Inspired to try some recycled artwork of your own? Finding directions for easy recycled toys and gifts is easy -- this is one topic where a straightforward search will get you just what you’re looking for. You can also find lists of links for kids’ crafts on sites like The Imagination Factory, all about making art from garbage, which has a Trash Matcher with links organized by the type of “solid waste” you’re starting with. Scouting Web’s links will take you to directions for making melted vinyl record bowls and magazine page beads. Then there are sites that offer their own directions, such as Recycling Revolution (no pictures, unfortunately) and Making Friends, which specializes in using items families in particular tend to accumulate, like baby food jars, tissue boxes, and toilet paper tubes. Not aimed at kids per se, but still full of good projects, is the Make Things section of WikiHow, a contributor-written site; check out the sections on personal accessories and duct tape projects.

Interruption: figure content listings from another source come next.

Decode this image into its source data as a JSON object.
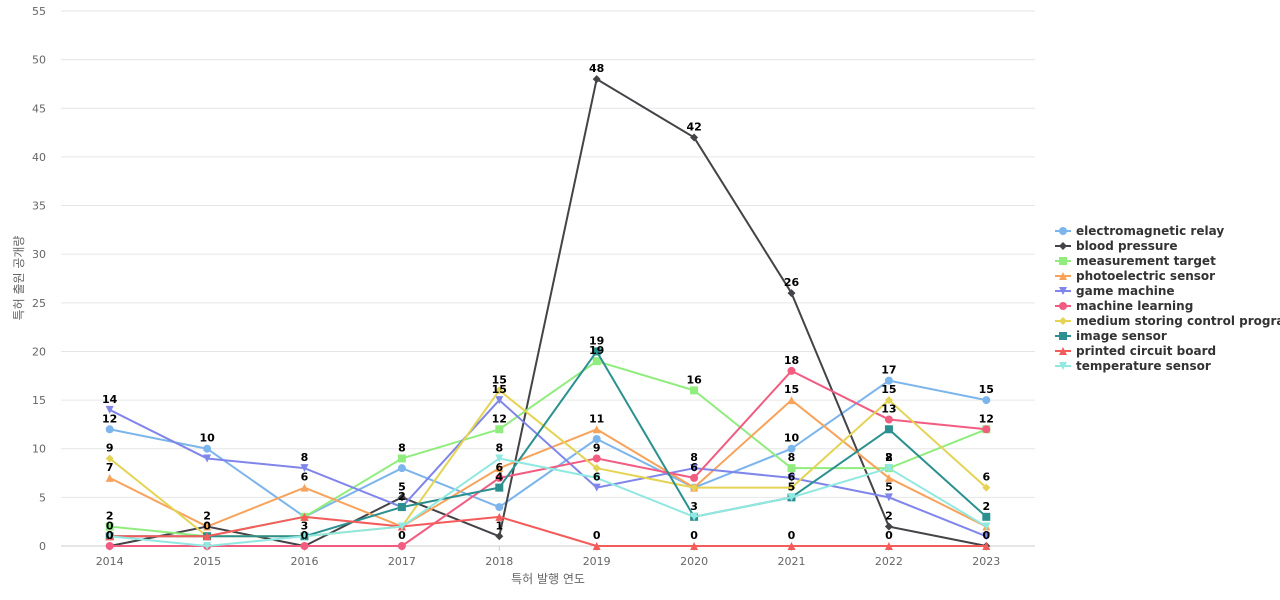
{
  "chart_data": {
    "type": "line",
    "categories": [
      "2014",
      "2015",
      "2016",
      "2017",
      "2018",
      "2019",
      "2020",
      "2021",
      "2022",
      "2023"
    ],
    "xlabel": "특허 발행 연도",
    "ylabel": "특허 출원 공개량",
    "ylim": [
      0,
      55
    ],
    "yticks": [
      0,
      5,
      10,
      15,
      20,
      25,
      30,
      35,
      40,
      45,
      50,
      55
    ],
    "grid": "horizontal",
    "legend_position": "right",
    "series": [
      {
        "name": "electromagnetic relay",
        "color": "#7cb5ec",
        "marker": "circle",
        "values": [
          12,
          10,
          3,
          8,
          4,
          11,
          6,
          10,
          17,
          15
        ]
      },
      {
        "name": "blood pressure",
        "color": "#434348",
        "marker": "diamond",
        "values": [
          0,
          2,
          0,
          5,
          1,
          48,
          42,
          26,
          2,
          0
        ]
      },
      {
        "name": "measurement target",
        "color": "#90ed7d",
        "marker": "square",
        "values": [
          2,
          1,
          3,
          9,
          12,
          19,
          16,
          8,
          8,
          12
        ]
      },
      {
        "name": "photoelectric sensor",
        "color": "#f7a35c",
        "marker": "triangle",
        "values": [
          7,
          2,
          6,
          2,
          8,
          12,
          6,
          15,
          7,
          2
        ]
      },
      {
        "name": "game machine",
        "color": "#8085e9",
        "marker": "triangle-down",
        "values": [
          14,
          9,
          8,
          4,
          15,
          6,
          8,
          7,
          5,
          1
        ]
      },
      {
        "name": "machine learning",
        "color": "#f15c80",
        "marker": "circle",
        "values": [
          0,
          0,
          0,
          0,
          7,
          9,
          7,
          18,
          13,
          12
        ]
      },
      {
        "name": "medium storing control program",
        "color": "#e4d354",
        "marker": "diamond",
        "values": [
          9,
          1,
          1,
          2,
          16,
          8,
          6,
          6,
          15,
          6
        ]
      },
      {
        "name": "image sensor",
        "color": "#2b908f",
        "marker": "square",
        "values": [
          1,
          1,
          1,
          4,
          6,
          20,
          3,
          5,
          12,
          3
        ]
      },
      {
        "name": "printed circuit board",
        "color": "#f45b5b",
        "marker": "triangle",
        "values": [
          1,
          1,
          3,
          2,
          3,
          0,
          0,
          0,
          0,
          0
        ]
      },
      {
        "name": "temperature sensor",
        "color": "#91e8e1",
        "marker": "triangle-down",
        "values": [
          1,
          0,
          1,
          2,
          9,
          7,
          3,
          5,
          8,
          2
        ]
      }
    ],
    "data_labels": [
      {
        "series": 0,
        "index": 0,
        "text": "12"
      },
      {
        "series": 0,
        "index": 1,
        "text": "10"
      },
      {
        "series": 0,
        "index": 8,
        "text": "17"
      },
      {
        "series": 0,
        "index": 9,
        "text": "15"
      },
      {
        "series": 0,
        "index": 7,
        "text": "10"
      },
      {
        "series": 1,
        "index": 0,
        "text": "0"
      },
      {
        "series": 1,
        "index": 3,
        "text": "5"
      },
      {
        "series": 1,
        "index": 4,
        "text": "1"
      },
      {
        "series": 1,
        "index": 5,
        "text": "48"
      },
      {
        "series": 1,
        "index": 6,
        "text": "42"
      },
      {
        "series": 1,
        "index": 7,
        "text": "26"
      },
      {
        "series": 1,
        "index": 8,
        "text": "2"
      },
      {
        "series": 1,
        "index": 9,
        "text": "0"
      },
      {
        "series": 2,
        "index": 0,
        "text": "2"
      },
      {
        "series": 2,
        "index": 3,
        "text": "8"
      },
      {
        "series": 2,
        "index": 4,
        "text": "12"
      },
      {
        "series": 2,
        "index": 5,
        "text": "19"
      },
      {
        "series": 2,
        "index": 6,
        "text": "16"
      },
      {
        "series": 2,
        "index": 7,
        "text": "8"
      },
      {
        "series": 2,
        "index": 8,
        "text": "8"
      },
      {
        "series": 2,
        "index": 9,
        "text": "12"
      },
      {
        "series": 3,
        "index": 0,
        "text": "7"
      },
      {
        "series": 3,
        "index": 1,
        "text": "2"
      },
      {
        "series": 3,
        "index": 2,
        "text": "6"
      },
      {
        "series": 3,
        "index": 5,
        "text": "11"
      },
      {
        "series": 3,
        "index": 7,
        "text": "15"
      },
      {
        "series": 4,
        "index": 0,
        "text": "14"
      },
      {
        "series": 4,
        "index": 2,
        "text": "8"
      },
      {
        "series": 4,
        "index": 4,
        "text": "15"
      },
      {
        "series": 4,
        "index": 5,
        "text": "6"
      },
      {
        "series": 4,
        "index": 6,
        "text": "8"
      },
      {
        "series": 4,
        "index": 8,
        "text": "5"
      },
      {
        "series": 5,
        "index": 0,
        "text": "0"
      },
      {
        "series": 5,
        "index": 2,
        "text": "0"
      },
      {
        "series": 5,
        "index": 3,
        "text": "0"
      },
      {
        "series": 5,
        "index": 4,
        "text": "6"
      },
      {
        "series": 5,
        "index": 5,
        "text": "9"
      },
      {
        "series": 5,
        "index": 6,
        "text": "6"
      },
      {
        "series": 5,
        "index": 7,
        "text": "18"
      },
      {
        "series": 5,
        "index": 8,
        "text": "13"
      },
      {
        "series": 6,
        "index": 0,
        "text": "9"
      },
      {
        "series": 6,
        "index": 2,
        "text": "3"
      },
      {
        "series": 6,
        "index": 4,
        "text": "15"
      },
      {
        "series": 6,
        "index": 7,
        "text": "6"
      },
      {
        "series": 6,
        "index": 8,
        "text": "15"
      },
      {
        "series": 6,
        "index": 9,
        "text": "6"
      },
      {
        "series": 7,
        "index": 3,
        "text": "2"
      },
      {
        "series": 7,
        "index": 4,
        "text": "4"
      },
      {
        "series": 7,
        "index": 5,
        "text": "19"
      },
      {
        "series": 7,
        "index": 6,
        "text": "3"
      },
      {
        "series": 7,
        "index": 7,
        "text": "5"
      },
      {
        "series": 7,
        "index": 9,
        "text": "2"
      },
      {
        "series": 8,
        "index": 1,
        "text": "0"
      },
      {
        "series": 8,
        "index": 5,
        "text": "0"
      },
      {
        "series": 8,
        "index": 6,
        "text": "0"
      },
      {
        "series": 8,
        "index": 7,
        "text": "0"
      },
      {
        "series": 8,
        "index": 8,
        "text": "0"
      },
      {
        "series": 9,
        "index": 0,
        "text": "0"
      },
      {
        "series": 9,
        "index": 4,
        "text": "8"
      },
      {
        "series": 9,
        "index": 8,
        "text": "2"
      }
    ]
  }
}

Some sites are worth looking at just for inspiration. Flickr’s Tips for Recycling and Reusing Pool, an online photo album of crafts, sometimes, but not always, includes links to directions. The math- and science-oriented Toys from Trash website, created by a science teacher in India, has photos of projects, but finding directions takes some work. And see what kids are doing at Happen’s Toy Lab in Cincinnati, where visitors put together new creations from old toy parts.

Of course, recycled gifts deserve recycled giftwrap. Artist John Boak’s Wrap Art galleries have tons of ideas on how to make your gifts look fantastic using fragments of paper and miscellaneous items from around your house. Unique gifts that make life better for all of us – what a great way to celebrate the holidays!